Quantitative analysis of curcumin-loaded alginate nanocarriers in hydrogels using Raman and attenuated total reflection infrared spectroscopy.

Core-shell nanocarriers are increasingly being adapted in cosmetic and dermatological fields, aiming to provide an increased penetration of the active pharmaceutical or cosmetic ingredients (API and ACI) through the skin. In the final form, the nanocarriers (NC) are usually prepared in hydrogels, conferring desired viscous properties for topical application. Combined with the high chemical complexity of the encapsulating system itself, involving numerous ingredients to form a stable core and quantifying the NC and/or the encapsulated active without labor-intensive and destructive methods remains challenging. In this respect, the specific molecular fingerprint obtained from vibrational spectroscopy analysis could unambiguously overcome current obstacles in the development of fast and cost-effective quality control tools for NC-based products. The present study demonstrates the feasibility to deliver accurate quantification of the concentrations of curcumin (ACI)-loaded alginate nanocarriers in hydrogel matrices, coupling partial least square regression (PLSR) to infrared (IR) absorption and Raman spectroscopic analyses.
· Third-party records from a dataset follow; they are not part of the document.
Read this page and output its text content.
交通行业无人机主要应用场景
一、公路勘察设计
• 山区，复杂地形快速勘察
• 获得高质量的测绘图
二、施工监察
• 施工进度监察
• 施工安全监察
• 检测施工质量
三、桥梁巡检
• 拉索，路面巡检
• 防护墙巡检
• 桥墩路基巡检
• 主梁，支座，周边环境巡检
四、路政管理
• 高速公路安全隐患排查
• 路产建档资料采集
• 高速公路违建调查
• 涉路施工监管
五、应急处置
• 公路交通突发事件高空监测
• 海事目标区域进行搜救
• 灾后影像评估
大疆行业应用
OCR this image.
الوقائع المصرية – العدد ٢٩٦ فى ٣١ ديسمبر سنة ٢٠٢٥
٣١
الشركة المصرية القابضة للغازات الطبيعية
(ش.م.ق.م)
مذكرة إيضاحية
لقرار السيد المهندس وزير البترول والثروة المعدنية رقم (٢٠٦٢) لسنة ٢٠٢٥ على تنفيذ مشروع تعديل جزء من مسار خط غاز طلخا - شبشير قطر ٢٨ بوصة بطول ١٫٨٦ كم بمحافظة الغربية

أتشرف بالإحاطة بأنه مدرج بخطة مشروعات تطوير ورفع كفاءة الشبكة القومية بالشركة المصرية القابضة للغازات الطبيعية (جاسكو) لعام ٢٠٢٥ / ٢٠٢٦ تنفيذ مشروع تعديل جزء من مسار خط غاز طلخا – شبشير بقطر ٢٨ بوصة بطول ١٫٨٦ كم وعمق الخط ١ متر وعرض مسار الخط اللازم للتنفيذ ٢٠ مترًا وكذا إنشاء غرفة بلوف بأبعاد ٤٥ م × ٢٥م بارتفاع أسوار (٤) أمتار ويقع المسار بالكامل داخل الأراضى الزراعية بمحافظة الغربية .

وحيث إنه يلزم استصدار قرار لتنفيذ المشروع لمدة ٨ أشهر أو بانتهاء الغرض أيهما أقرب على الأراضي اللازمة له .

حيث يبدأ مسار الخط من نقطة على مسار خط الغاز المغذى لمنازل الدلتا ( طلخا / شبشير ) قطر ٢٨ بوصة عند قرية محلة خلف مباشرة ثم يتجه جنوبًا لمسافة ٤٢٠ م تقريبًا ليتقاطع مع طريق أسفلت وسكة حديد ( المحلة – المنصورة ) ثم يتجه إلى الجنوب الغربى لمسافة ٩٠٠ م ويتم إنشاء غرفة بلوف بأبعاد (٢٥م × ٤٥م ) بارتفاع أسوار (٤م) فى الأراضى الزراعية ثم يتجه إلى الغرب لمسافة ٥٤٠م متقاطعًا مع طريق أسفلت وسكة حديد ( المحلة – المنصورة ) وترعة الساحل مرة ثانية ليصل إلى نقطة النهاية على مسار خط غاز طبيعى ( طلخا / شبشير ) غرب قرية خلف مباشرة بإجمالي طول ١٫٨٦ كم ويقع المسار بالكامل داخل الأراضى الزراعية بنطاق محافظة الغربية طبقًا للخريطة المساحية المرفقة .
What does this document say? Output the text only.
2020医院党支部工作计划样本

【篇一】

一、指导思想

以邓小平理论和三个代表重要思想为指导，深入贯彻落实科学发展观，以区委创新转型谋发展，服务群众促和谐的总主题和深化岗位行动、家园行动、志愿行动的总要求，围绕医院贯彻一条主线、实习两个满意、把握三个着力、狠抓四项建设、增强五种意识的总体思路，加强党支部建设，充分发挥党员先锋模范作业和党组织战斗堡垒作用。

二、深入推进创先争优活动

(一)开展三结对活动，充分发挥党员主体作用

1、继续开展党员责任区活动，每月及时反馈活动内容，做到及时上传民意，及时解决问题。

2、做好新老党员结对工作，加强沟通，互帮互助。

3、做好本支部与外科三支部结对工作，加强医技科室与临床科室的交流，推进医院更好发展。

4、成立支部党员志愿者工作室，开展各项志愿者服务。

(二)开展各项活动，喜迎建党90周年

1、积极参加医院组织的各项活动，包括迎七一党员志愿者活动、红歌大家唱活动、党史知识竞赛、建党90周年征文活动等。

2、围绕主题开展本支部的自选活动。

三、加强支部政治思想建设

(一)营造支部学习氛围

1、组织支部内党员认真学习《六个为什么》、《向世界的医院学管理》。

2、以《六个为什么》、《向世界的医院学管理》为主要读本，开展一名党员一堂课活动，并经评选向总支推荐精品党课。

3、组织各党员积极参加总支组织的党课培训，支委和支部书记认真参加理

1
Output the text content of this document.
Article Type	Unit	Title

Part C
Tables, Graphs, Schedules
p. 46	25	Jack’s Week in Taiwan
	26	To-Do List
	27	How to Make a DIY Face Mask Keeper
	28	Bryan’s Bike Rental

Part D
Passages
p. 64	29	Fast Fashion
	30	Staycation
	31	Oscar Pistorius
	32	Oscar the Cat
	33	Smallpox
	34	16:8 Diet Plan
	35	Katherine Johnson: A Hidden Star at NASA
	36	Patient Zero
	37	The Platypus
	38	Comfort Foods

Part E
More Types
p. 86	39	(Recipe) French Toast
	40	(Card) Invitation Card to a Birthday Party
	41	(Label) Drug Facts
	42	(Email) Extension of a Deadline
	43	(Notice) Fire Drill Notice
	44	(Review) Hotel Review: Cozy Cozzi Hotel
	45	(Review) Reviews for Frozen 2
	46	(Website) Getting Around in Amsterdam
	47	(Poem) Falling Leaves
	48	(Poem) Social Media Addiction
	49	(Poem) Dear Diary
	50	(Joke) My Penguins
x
With respective root mean square errors of 0.1469 ± 0.0175% w/w and 0.4462 ± 0.0631% w/w, both approaches offer acceptable precision. Further investigation of the PLSR results allowed to highlight the different selectivity of each approach, indicating only IR analysis delivers direct monitoring of the NC through the quantification of the Labrafac®, the main NC ingredient. Raman analyses are rather dominated by the contribution of the ACI which opens numerous perspectives to quantify the active molecules without interferences from the complex core-shell encapsulating systems thus positioning the technique as a powerful analytical tool for industrial screening of cosmetic and pharmaceutical products. Graphical abstract Quantitative analysis of encapuslated active molecules in hydrogel-based samples by means of infrared and Raman spectroscopy.